The Topographie is a former Gestapo and SS headquarters that was excavated and preserved as a place of teaching. There is an immense research library that I did not have time to visit, but also indoor and outdoor exhibits. My poor husband, who was exhausted by this time, spent a good deal of time sitting at a table in the cafe figuring out the best way to get from our guest house to the airport the next morning since we’d already turned in our rental car. I walked around the exhibit some more.

A lengthy outdoor exhibition on the history of National Socialism.
The exhibit lies among the ruins of the destroyed headquarters.

We also passed a parking lot full of old Trabants which deserves mention. For those who don’t know, the Trabant was the iconic East German car.

The Trabi museum is on the bucket list for when we revisit with the children.
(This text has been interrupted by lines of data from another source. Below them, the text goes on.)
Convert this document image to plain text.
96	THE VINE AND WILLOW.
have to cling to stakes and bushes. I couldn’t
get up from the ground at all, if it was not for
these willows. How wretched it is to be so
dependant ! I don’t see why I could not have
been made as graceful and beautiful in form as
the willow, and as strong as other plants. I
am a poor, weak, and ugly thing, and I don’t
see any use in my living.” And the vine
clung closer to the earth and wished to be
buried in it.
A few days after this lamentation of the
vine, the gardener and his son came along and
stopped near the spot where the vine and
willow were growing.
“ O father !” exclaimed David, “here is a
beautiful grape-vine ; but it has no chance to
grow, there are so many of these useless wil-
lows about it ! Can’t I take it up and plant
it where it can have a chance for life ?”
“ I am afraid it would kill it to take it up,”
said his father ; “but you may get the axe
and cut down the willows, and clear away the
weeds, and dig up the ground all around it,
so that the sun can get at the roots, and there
A section of the Wall also exists adjacent to the Topographie.

In the background you can also see the former Luftwaffe Headquarters (now the Ministry of Finance. Interestingly, this building was so well built that in spite of the heavy bombing inflicted on Berlin during the war, it only sustained minor damage in one corner.)

When we finally headed back to the Brandenburg Gate, thank God, our timing was perfect. And I do mean perfect ❤️

Alas, I wanted to save time for the Wall, and therefore, we headed back toward our Gasthaus and spent some time in the park across the street. It was very surreal to walk so easily through a place where you could have once been shot for trying to do so.
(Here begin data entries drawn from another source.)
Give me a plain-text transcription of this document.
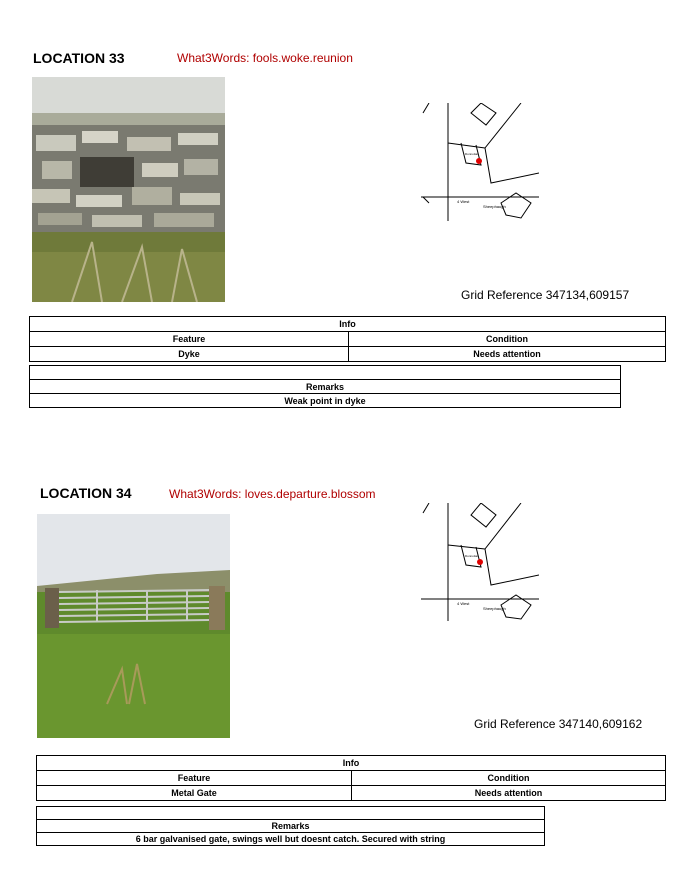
LOCATION 33	What3Words: fools.woke.reunion
Dunnottar
Sheephaugh
4 West
Grid Reference 347134,609157
Info	
Feature	Condition
Dyke	Needs attention

Remarks
Weak point in dyke
LOCATION 34	What3Words: loves.departure.blossom
Dunnottar
Sheephaugh
4 West
Grid Reference 347140,609162
Info	
Feature	Condition
Metal Gate	Needs attention

Remarks
6 bar galvanised gate, swings well but doesnt catch. Secured with string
The portion of the wall that ran alongside the street our Gasthaus was on.
In some places, they have removed the wall but leave these in place to remind you where it once stood.
The wall surrounded West Berlin entirely.
A memorial for people who were killed trying to cross from East Berlin into the West.

I long for Berlin. I am sure that part of it is because I have been reading a book that is set in Berlin in 1961, the year the Wall went up. Recently, I read a scene that takes place at the Soviet War Memorial. I remembered so vividly standing right in the midst of that memorial, then walking back through the Gate, and down Unter den Linden. If you know me, you know I started tearing up.

The Soviet War Memorial.

If you want to familiarize yourself with this part of history, I highly recommend this book:

Berliners is written with young adults in mind but it is captivating for an adult reader, and it is well-researched. The author also included some of her beautiful illustrations. I’m only about halfway through but I’ve been enjoying an online book club with the author and about ten other people where we talk about it in depth. It has been of great value. She presents history with honesty through the lives of two teenage boys, Rudi and Peter, as well as examining the past through the lives of the parents of their parents, Rudolf and Ilse, who met during the final days of the Third Reich. This book was just released in October and I believe it’s going to be hugely successful.
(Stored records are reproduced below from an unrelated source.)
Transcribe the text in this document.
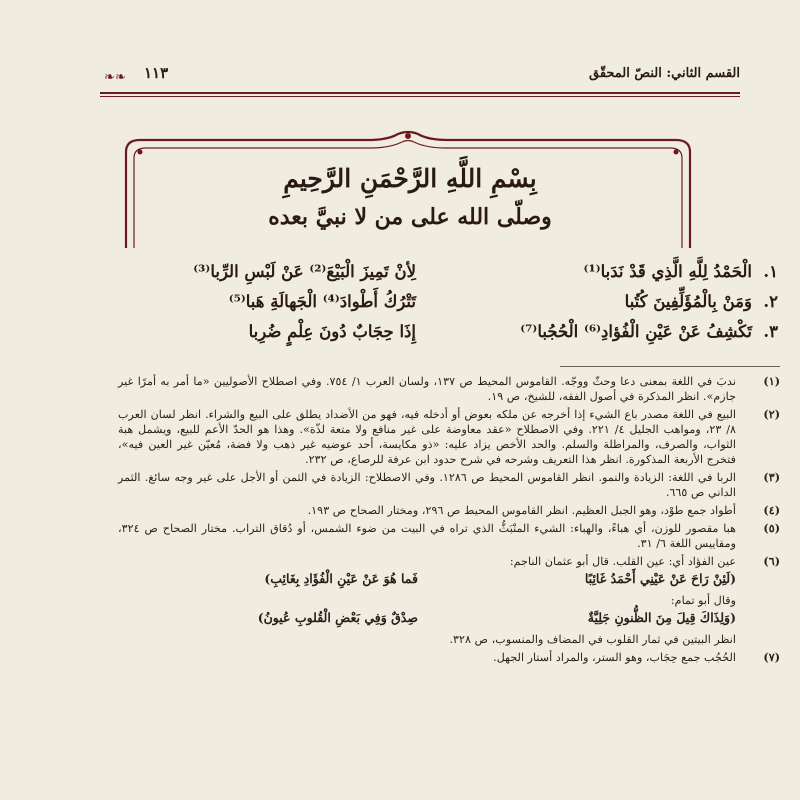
القسم الثاني: النصّ المحقّق
١١٣
❧ ❧
بِسْمِ اللَّهِ الرَّحْمَنِ الرَّحِيمِ
وصلّى الله على من لا نبيَّ بعده
١.
الْحَمْدُ لِلَّهِ الَّذِي قَدْ نَدَبا⁽¹⁾
لِأنْ تَمِيزَ الْبَيْعَ⁽²⁾ عَنْ لَبْسِ الرِّبا⁽³⁾
٢.
وَمَنْ بِالْمُؤَلِّفِينَ كُتُبا
تَتْرُكُ أَطْوادَ⁽⁴⁾ الْجَهالَةِ هَبا⁽⁵⁾
٣.
تَكْشِفُ عَنْ عَيْنِ الْفُؤادِ⁽⁶⁾ الْحُجُبا⁽⁷⁾
إِذَا حِجَابٌ دُونَ عِلْمٍ ضُرِبا
(١)
ندبَ في اللغة بمعنى دعا وحثّ ووجّه. القاموس المحيط ص ١٣٧، ولسان العرب ١/ ٧٥٤. وفي اصطلاح الأصوليين «ما أمر به أمرًا غير جازم». انظر المذكرة في أصول الفقه، للشيخ، ص ١٩.
(٢)
البيع في اللغة مصدر باع الشيء إذا أخرجه عن ملكه بعوض أو أدخله فيه، فهو من الأضداد يطلق على البيع والشراء. انظر لسان العرب ٨/ ٢٣، ومواهب الجليل ٤/ ٢٢١. وفي الاصطلاح «عقد معاوضة على غير منافع ولا متعة لذّة». وهذا هو الحدّ الأعم للبيع، ويشمل هبة الثواب، والصرف، والمراطلة والسلم. والحد الأخص يزاد عليه: «ذو مكايسة، أحد عوضيه غير ذهب ولا فضة، مُعيّن غير العين فيه»، فتخرج الأربعة المذكورة. انظر هذا التعريف وشرحه في شرح حدود ابن عرفة للرصاع، ص ٢٣٢.
(٣)
الربا في اللغة: الزيادة والنمو. انظر القاموس المحيط ص ١٢٨٦. وفي الاصطلاح: الزيادة في الثمن أو الأجل على غير وجه سائغ. الثمر الداني ص ٦٦٥.
(٤)
أطواد جمع طوْد، وهو الجبل العظيم. انظر القاموس المحيط ص ٢٩٦، ومختار الصحاح ص ١٩٣.
(٥)
هبا مقصور للوزن، أي هباءً، والهباء: الشيء المنْبَثُّ الذي تراه في البيت من ضوء الشمس، أو دُقاق التراب. مختار الصحاح ص ٣٢٤، ومقاييس اللغة ٦/ ٣١.
(٦)
عين الفؤاد أي: عين القلب. قال أبو عثمان الناجم:
(لَئِنْ رَاحَ عَنْ عَيْنِي أَحْمَدُ غَائِبًا
فَما هُوَ عَنْ عَيْنِ الْفُؤَادِ بِغَائِبِ)
وقال أبو تمام:
(وَلِذَاكَ قِيلَ مِنَ الظُّنونِ جَلِيَّةٌ
صِدْقٌ وَفِي بَعْضِ الْقُلوبِ عُيونُ)
انظر البيتين في ثمار القلوب في المضاف والمنسوب، ص ٣٢٨.
(٧)
الحُجُب جمع حِجَاب، وهو الستر، والمراد أستار الجهل.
I mentioned Wedding earlier. As I said, we didn’t take time in that part of the city. It has always been a poor area, and was even a slum back in the early part of the last century. From what I’ve read, and feel free to correct me if I’m way off, it sounds like it is experiencing a little bit of urban revival because rent is cheap and younger professionals are able to afford to move in, and others come in to start businesses.

I don’t know if this would be a place conducive to starting a little coffee/tea shop, but allow me to indulge while I fantasize about renting a space and doing just that, including a little stage where people can play music and read poetry. Maybe I would name it CofTea (or KafTee) like I used to talk about with my Uncle Kevin. Maybe we could have a little language club where people could practice their English. Oh, and a corner for a little church to meet, a la the Gemeinde in The Prodigal Sons, although not in a living room…

But I digress. Thank you for indulging me. Moving to Germany may not be in the plan, but returning is.

This is me not wanting to leave, and planning how we can get back next year.